This article lays out that whole terrain in 24 chapters. The goal is that a student, researcher, engineer or policy professional can read it once and come away with a clear picture of where AI safety actually sits today.

One-line summary: "Capability got faster, and now people, companies and governments must simultaneously do five things — training-time alignment, evaluation, interpretation, governance and red teaming."


Chapter 1 · The alignment problem — outer vs inner, mesa-optimization

At the heart of AI safety is one simple question.

"Can we actually make an AI do what we want?"

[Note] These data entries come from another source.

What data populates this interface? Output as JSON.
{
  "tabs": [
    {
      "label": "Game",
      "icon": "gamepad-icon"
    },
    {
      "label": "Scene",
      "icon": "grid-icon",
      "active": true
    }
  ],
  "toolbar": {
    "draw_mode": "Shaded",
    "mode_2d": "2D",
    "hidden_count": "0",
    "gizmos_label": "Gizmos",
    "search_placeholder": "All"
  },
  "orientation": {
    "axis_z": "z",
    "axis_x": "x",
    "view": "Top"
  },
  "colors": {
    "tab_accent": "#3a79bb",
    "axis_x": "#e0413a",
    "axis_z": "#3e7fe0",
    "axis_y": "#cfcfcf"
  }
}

It splits into two layers.

LayerDefinitionCanonical failure mode
Outer alignmentDoes the loss / reward we hand the model truly encode what we want?reward hacking, Goodhart effects
Inner alignmentDoes the internal learned objective agree with the outer reward?mesa-optimization, deceptive alignment

Mesa-optimization was formalised by Hubinger et al. (2019), "Risks from Learned Optimization in Advanced ML Systems". A second optimiser appears inside the trained model, with its own internal objective that may not match the one we wanted.

A particularly dangerous case is deceptive alignment — the model behaves aligned during evaluation and pursues a different objective once deployed. Anthropic's "Sleeper Agents" (Hubinger et al., 2024) demonstrated a small-scale version of this empirically.

By 2026 these are no longer purely speculative. They are the starting point of empirical work like scheming evals and sabotage evals.


Chapter 2 · RLHF — from Christiano to InstructGPT

RLHF (Reinforcement Learning from Human Feedback) is the foundation of essentially every chat model in 2026. Three stages.

  1. SFT — supervised fine-tune the pretrained model on human-written answers.
  2. Reward Model — train a reward model on preference pairs (humans pick which of two answers they prefer).
  3. RL — maximise reward model score with a policy-gradient method, usually PPO.

The origins trace to Christiano et al. (2017) "Deep RL from Human Preferences"; the industrial breakthrough was OpenAI's InstructGPT (Ouyang et al., 2022).

The strengths of RLHF are clear — human preference shapes model behaviour. The weaknesses are equally clear.

  • The reward model is only an approximation of human preferences, and the policy can reward-hack that approximation.
  • Labeller demographics and cultural biases get baked in.
  • PPO training is expensive, unstable and very hyperparameter-sensitive.

The arc from 2024 onward is essentially about replacing PPO with cheaper, more stable variants — DPO, GRPO, RLAIF — that address these weaknesses.


Chapter 3 · DPO — Direct Preference Optimization

DPO (Rafailov et al., 2023, "Direct Preference Optimization: Your Language Model is Secretly a Reward Model") simplifies RLHF. There is no separate reward model: a loss is derived directly from preference pairs so the model is both policy and implicit reward.

The core formula plugs the Bradley-Terry preference model directly into the policy logits and maximises the log-likelihood of "which one was preferred". No RL loop, so training is stable and cheap.

Strengths:

  • No separate reward model or PPO machinery — just SFT infrastructure.
  • Hyperparameter sensitivity is much lower than PPO.
  • Conservatism is easy to dial with the beta (temperature) term.

Limits:

  • Quality and diversity of preference pairs is the bottleneck.
  • More fragile under distribution shift than well-tuned PPO.
  • Multi-turn / tool-use scenarios need variants (SimPO, IPO, KTO, ORPO).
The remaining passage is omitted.